[/ Başlık]
ESA'nın XMM-Newton röntgen gözlemevinin yörüngesindeki uzak evreninde görülen devasa bir galaksi kümesi o kadar büyüktür ki, gökbilimciler uzay ve zaman içinde bunlardan sadece birkaçı olabileceğine inanırlar. “Bu kadar büyük gökada kümelerinin uzak Evrende nadir nesneler olduğu düşünülüyor” diyor Almanya, Potsdam'daki Astrophysikalisches Enstitüsü'nden Georg Lamer. “Kozmolojik teorileri test etmek için kullanılabilirler. Gerçekten de, bu kümenin varlığı evrenin karanlık enerji adı verilen gizemli bir bileşeninin varlığını doğrular. ”Gökbilimciler nadir bulunan bulguyu bir samanlıkta iğne ile karşılaştırdılar.
2XMM J083026 + 524133 katalog numarasıyla bilinen yeni keşfedilen canavar, 7,7 bin milyon ışıkyılı uzaklıktadır ve bin büyük gökada kadar kütle içerdiği tahmin edilmektedir. Çoğu 100 milyon derece sıcak gaz şeklindedir. Lamer ve ekibi, uzak gökada kümelerinin gökadalarına yakın olabilecek X-ışınları yamaları ararken, parlak mavi gaz bloğu kataloglanmış nesnelerin sistematik bir analizi sırasında bulundu.

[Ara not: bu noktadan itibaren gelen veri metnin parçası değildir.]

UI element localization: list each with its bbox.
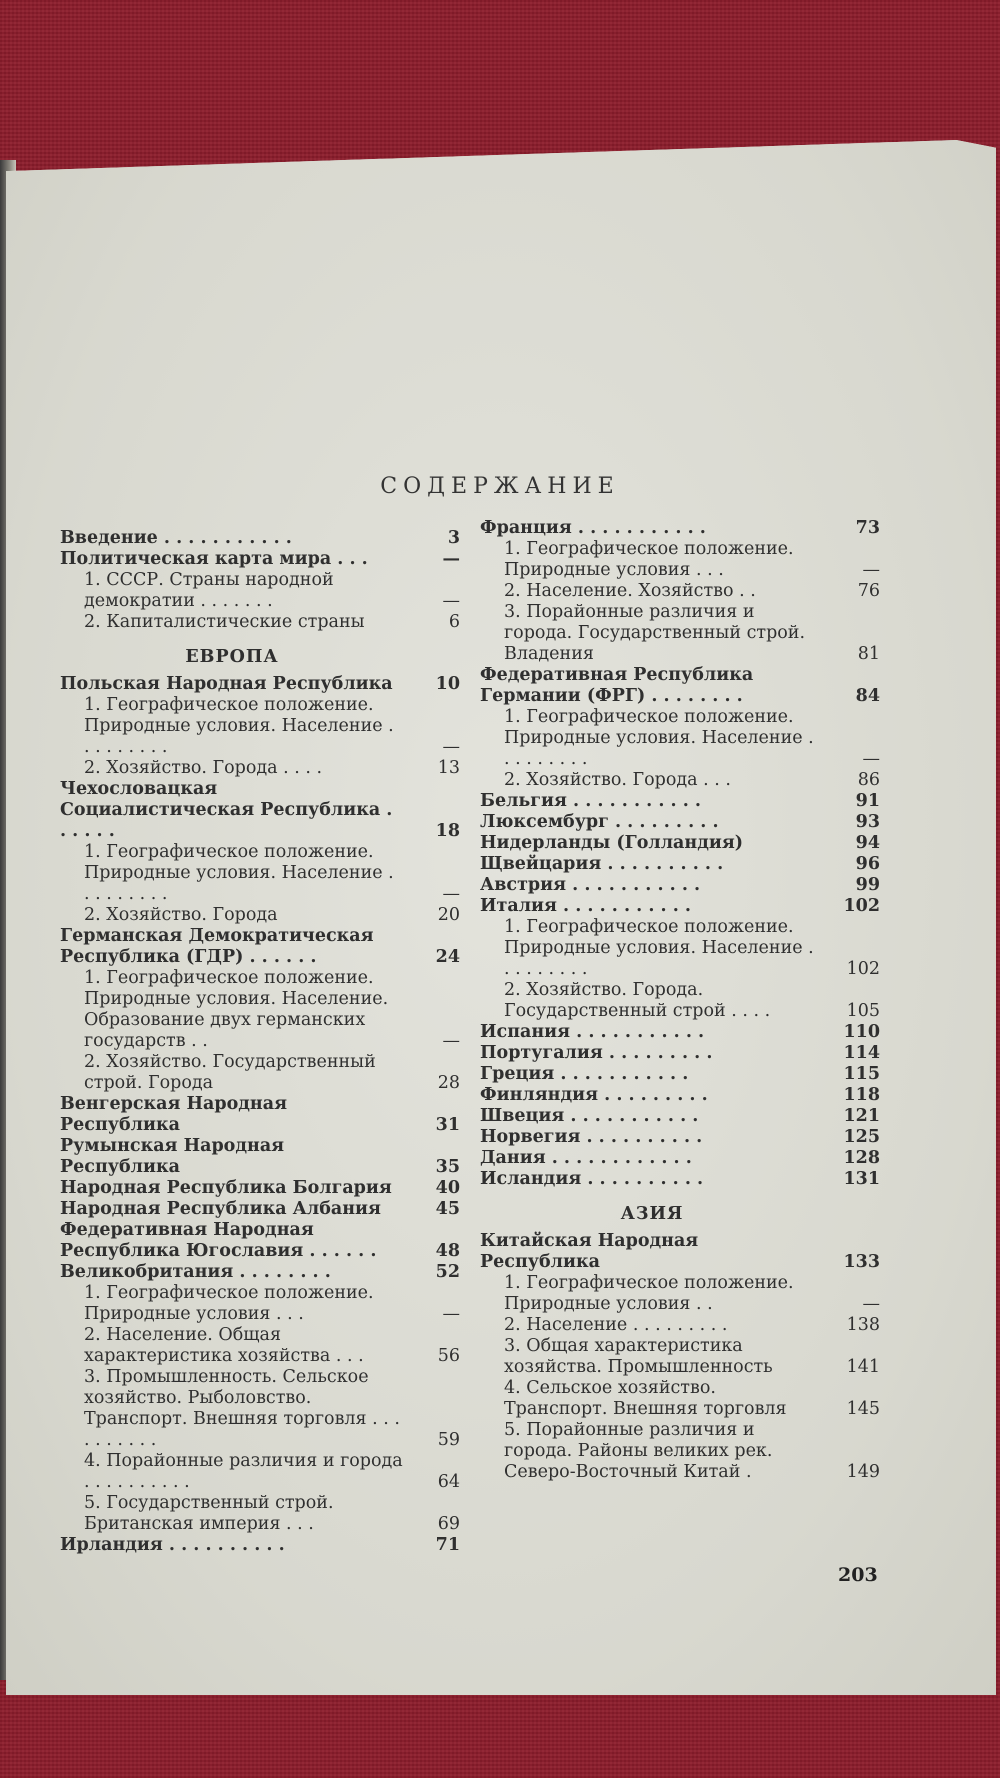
toc-entry-page: 102 <box>843 896 880 916</box>
toc-entry-page: 6 <box>448 612 460 632</box>
toc-entry-title: 2. Капиталистические страны <box>84 612 365 632</box>
toc-entry <box>480 1106 880 1127</box>
toc-entry-page: 118 <box>843 1085 880 1105</box>
toc-entry <box>480 1231 880 1273</box>
toc-entry-page: 145 <box>846 1399 880 1419</box>
toc-entry <box>480 1085 880 1106</box>
toc-entry <box>480 875 880 896</box>
toc-entry-title: Испания . . . . . . . . . . . <box>480 1022 705 1042</box>
toc-entry-title: Великобритания . . . . . . . . <box>60 1262 331 1282</box>
toc-subentry <box>504 602 880 665</box>
toc-entry-title: 2. Население. Общая характеристика хозяйства . . . <box>84 1325 364 1366</box>
toc-entry-page: 69 <box>437 1514 460 1534</box>
toc-entry-title: 2. Население. Хозяйство . . <box>504 581 756 601</box>
toc-entry-title: 1. Географическое положение. Природные условия. Население . . . . . . . . . <box>84 695 394 757</box>
toc-entry-title: 1. Географическое положение. Природные условия . . . <box>84 1283 374 1324</box>
toc-entry-page: 91 <box>855 791 880 811</box>
toc-subentry <box>84 842 460 905</box>
toc-subentry <box>84 1283 460 1325</box>
toc-entry-title: 2. Хозяйство. Государственный строй. Города <box>84 1052 376 1093</box>
toc-entry-title: 1. Географическое положение. Природные условия . . <box>504 1273 794 1314</box>
toc-entry-page: 149 <box>846 1462 880 1482</box>
toc-subentry <box>84 1325 460 1367</box>
toc-entry-page: 18 <box>435 821 460 841</box>
toc-section-heading <box>60 647 460 668</box>
toc-entry-title: 1. Географическое положение. Природные условия. Население . . . . . . . . . <box>504 707 814 769</box>
toc-subentry <box>84 905 460 926</box>
toc-entry-page: 102 <box>846 959 880 979</box>
toc-entry-title: Франция . . . . . . . . . . . <box>480 518 706 538</box>
toc-section-heading <box>480 1204 880 1225</box>
toc-entry <box>60 1220 460 1262</box>
toc-entry-title: 3. Общая характеристика хозяйства. Промышленность <box>504 1336 773 1377</box>
page-number: 203 <box>838 1564 878 1586</box>
toc-entry-page: 96 <box>855 854 880 874</box>
toc-entry-page: 10 <box>435 674 460 694</box>
toc-subentry <box>504 1315 880 1336</box>
toc-entry-page: 28 <box>437 1073 460 1093</box>
toc-entry-page: 121 <box>843 1106 880 1126</box>
toc-entry-title: Венгерская Народная Республика <box>60 1094 288 1135</box>
toc-entry-page: — <box>862 560 880 580</box>
toc-entry-title: Румынская Народная Республика <box>60 1136 285 1177</box>
toc-entry <box>60 549 460 570</box>
toc-entry <box>480 854 880 875</box>
toc-entry <box>480 812 880 833</box>
toc-entry-page: — <box>862 749 880 769</box>
toc-entry-page: — <box>862 1294 880 1314</box>
toc-entry-page: — <box>442 1304 460 1324</box>
toc-entry <box>480 1148 880 1169</box>
toc-entry-page: 81 <box>857 644 880 664</box>
toc-entry-page: 3 <box>447 528 460 548</box>
toc-entry-title: Чехословацкая Социалистическая Республика . . . . . . <box>60 779 393 841</box>
toc-entry-page: 48 <box>435 1241 460 1261</box>
toc-entry <box>480 791 880 812</box>
toc-entry-page: 24 <box>435 947 460 967</box>
toc-subentry <box>504 1336 880 1378</box>
toc-entry <box>480 1127 880 1148</box>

Tüm gökyüzünün yaklaşık% 1'ini kapsayan XMM-Newton’un Avrupa Foton Görüntüleme Kamerası (EPIC) ile yapılan 3.500 gözlem temelinde, katalog 190.000'den fazla bireysel X-ışını kaynağı içeriyor. J083026 + 524133 çok parlak olduğu için göze çarpıyordu. Sloan Dijital Gökyüzü Araştırması'ndan görsel görüntüleri kontrol ederken, ekip o konumda yakın bir gökada bulamadı. Böylece Arizona'daki Büyük Binoküler Teleskop'a döndüler ve derin bir pozlama aldılar, bu da o bölgede bir gökada kümesi buldu.
Gökbilimciler, kümenin kendi Samanyolu Gökadamızın kütlesinin bin katını içerdiğini görünce şaşırdılar.
Kimse karanlık enerjinin ne olduğunu bilmiyor, ancak Evrenin genişlemesinin hızlanmasına neden oluyor. Bu, daha yakın zamanlarda büyük gökada kümelerinin büyümesini engelliyor, bu da Evrende daha önce oluşmuş olduklarını gösteriyor. “Kümenin varlığı ancak karanlık enerjiyle açıklanabilir” diyor Lamer.
Yine de XMM-Newton kataloğunda daha fazlasını bulmayı beklemiyor. Lamer, “Mevcut kozmolojik teorilere göre, bu kümeyi yalnızca aradığımız gökyüzünün% 1'inde bulmayı beklemeliyiz” diyor Lamer.